The telecommunications company reported average revenue per mobile phone user of $58.49 in the second quarter, down 3.4 per cent or $2.07 compared with the same time in 2023.
“The ARPU (average revenue per user) reflects the ongoing impact from the competitive pricing environment, with customers optimizing the rate plans, as well as declining contribution from overage and roaming,” chief financial officer Doug French told analysts on a conference call Friday to discuss the company’s latest financial results.
“As we progress through the back half of the year, we expect the highly competitive environment to continue. Importantly, we continue our intense focus on bundling to drive the right economic outcomes.”
Overall, Telus added 332,000 net new customers, up 13 per cent compared with last year, which included 101,000 mobile phone subscribers and 33,000 internet customers.
CEO Darren Entwistle said the company will be focusing on premium bundle offers for its mobile and fixed customers, while focusing on profitable growth.
The telecom company’s net income attributable to common shares came in at $228 million in its second quarter, 14 per cent higher compared with the same time last year.
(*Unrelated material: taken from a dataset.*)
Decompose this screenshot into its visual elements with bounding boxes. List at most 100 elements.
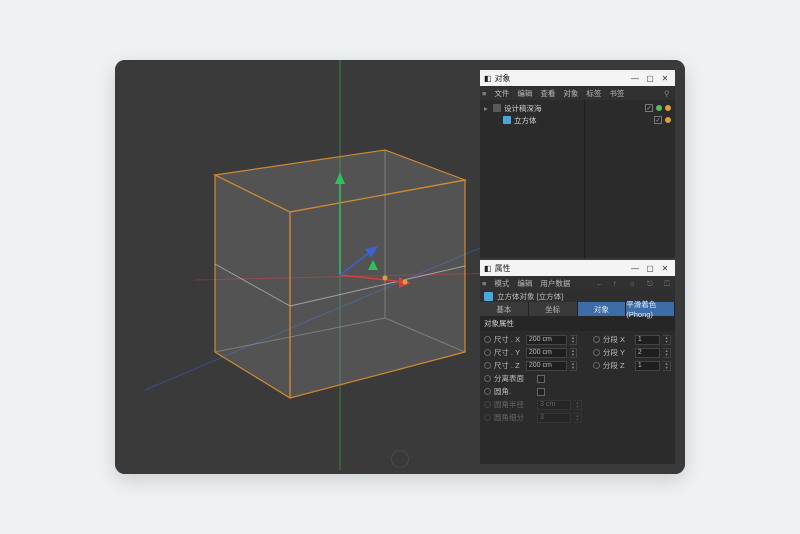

Its earnings per diluted share was 15 cents compared with 14 cents a year earlier.
It reported adjusted net income of $366 million, up 34.1 per cent year-over-year from $273 million in the same quarter last year.
Operating revenue and other income for the quarter was $4.97 billion, up 0.6 per cent from the previous year.
The company reported its mobile phone churn rate — a key metric measuring subscribers who cancelled their services — was 1.07 per cent in the second quarter, up from 0.94 per cent in the second quarter of 2023.
Meanwhile, the company cut its forecasts for its digital IT services segment, Telus International, saying it doesn’t expect demand to recover as well as initially expected in the second half of the year.
Jerome Dubreuil, research analyst at Desjardins, said while the overall results were in line with expectations, he expected a negative market reaction as Telus lowered its free cash flow estimate for the year to $2.1 billion from an original target of $2.3 billion.
Dubreuil called the forecast an “ugly update.”
Telus International, which is being rebranded as Telus Digital Experience, saw its shares plunge 36 per cent on Friday to close at $5.75 on the Toronto Stock Exchange.
“Telus Digital second-quarter results reflect a macroeconomic and operating environment that remains distinctly challenged,” Entwistle said.
“Whilst we are obviously not pleased with this performance, our confidence in the business and assets remain steadfast.”
Telus also announced an executive shakeup at the subsidiary.
Telus International president and CEO Jeff Puritt will retire from his role and take on the responsibilities as executive vice-chair of the board of directors of the subsidiary starting Sept. 3.
Jason Macdonnell will become acting CEO in Puritt’s place.